Jamil Ahmed has delayed being deported, on the grounds that it would breach his right to protection from persecution and his right to family life under the European Convention on Human Rights (ECHR).
Based in Scotland, the pervert was convicted of unlawful sexual intercourse in 2008 with one girl aged 13 to 16 and sentenced to a three-year probation order and 240 hours of community service. A second conviction came In November 2013, again for unlawful sexual intercourse with a girl aged 13 to 16 and sexually assaulting a teenager. Jailed for three years and six months and placed on the Sex Offenders Register, he cited a threat of persecution if returned to Pakistan.
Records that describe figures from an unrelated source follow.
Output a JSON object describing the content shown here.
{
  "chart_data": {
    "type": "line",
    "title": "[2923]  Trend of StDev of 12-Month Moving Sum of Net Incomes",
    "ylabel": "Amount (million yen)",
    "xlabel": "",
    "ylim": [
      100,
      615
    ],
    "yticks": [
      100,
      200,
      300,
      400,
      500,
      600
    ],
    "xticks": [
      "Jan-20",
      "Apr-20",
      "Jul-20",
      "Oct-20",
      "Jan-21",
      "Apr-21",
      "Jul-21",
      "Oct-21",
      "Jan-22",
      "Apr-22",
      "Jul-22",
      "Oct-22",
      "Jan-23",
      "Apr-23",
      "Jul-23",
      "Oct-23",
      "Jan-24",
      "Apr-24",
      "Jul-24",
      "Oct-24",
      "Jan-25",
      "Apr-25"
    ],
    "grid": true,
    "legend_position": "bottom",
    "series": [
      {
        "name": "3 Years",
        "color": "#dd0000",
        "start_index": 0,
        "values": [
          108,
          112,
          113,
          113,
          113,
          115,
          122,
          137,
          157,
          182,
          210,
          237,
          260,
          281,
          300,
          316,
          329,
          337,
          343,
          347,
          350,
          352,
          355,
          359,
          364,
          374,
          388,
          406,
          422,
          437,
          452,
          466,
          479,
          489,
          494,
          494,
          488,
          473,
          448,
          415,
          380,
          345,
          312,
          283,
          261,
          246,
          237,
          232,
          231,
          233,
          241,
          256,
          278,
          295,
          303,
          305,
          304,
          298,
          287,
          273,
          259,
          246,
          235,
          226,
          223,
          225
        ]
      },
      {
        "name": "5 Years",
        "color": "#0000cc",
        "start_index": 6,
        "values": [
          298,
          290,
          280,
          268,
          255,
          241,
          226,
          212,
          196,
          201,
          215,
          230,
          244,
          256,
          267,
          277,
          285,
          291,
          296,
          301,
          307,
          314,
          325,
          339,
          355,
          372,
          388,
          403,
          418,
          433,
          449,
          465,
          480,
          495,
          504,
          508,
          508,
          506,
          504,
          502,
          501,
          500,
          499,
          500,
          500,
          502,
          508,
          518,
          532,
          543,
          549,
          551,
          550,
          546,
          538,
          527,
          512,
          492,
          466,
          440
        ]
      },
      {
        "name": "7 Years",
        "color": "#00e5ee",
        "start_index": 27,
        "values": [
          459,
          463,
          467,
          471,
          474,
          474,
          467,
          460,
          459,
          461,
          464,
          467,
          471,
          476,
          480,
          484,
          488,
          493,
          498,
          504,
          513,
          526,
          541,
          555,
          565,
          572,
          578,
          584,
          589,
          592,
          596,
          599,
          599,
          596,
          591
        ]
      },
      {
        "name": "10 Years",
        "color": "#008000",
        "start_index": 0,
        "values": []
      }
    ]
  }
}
Allegedly, international reporting of his crimes makes him vulnerable to prosecution and assault by “religious fanatics.” Two lower-tier tribunals rejected this, but a higher court which ruled his case should now be reheard. Such legal manoeuvring has helped to keep Ahmed in Scotland for more than a decade.
Most recently, Edinburgh’s Upper Tribunal of the Immigration and Asylum Chamber heard that his sex offences were reported in Pakistan, supposedly putting Ahmed at risk of ‘double jeopardy’ prosecution in Pakistan and of having his Article 8 ECHR right to a family life violated by deportation.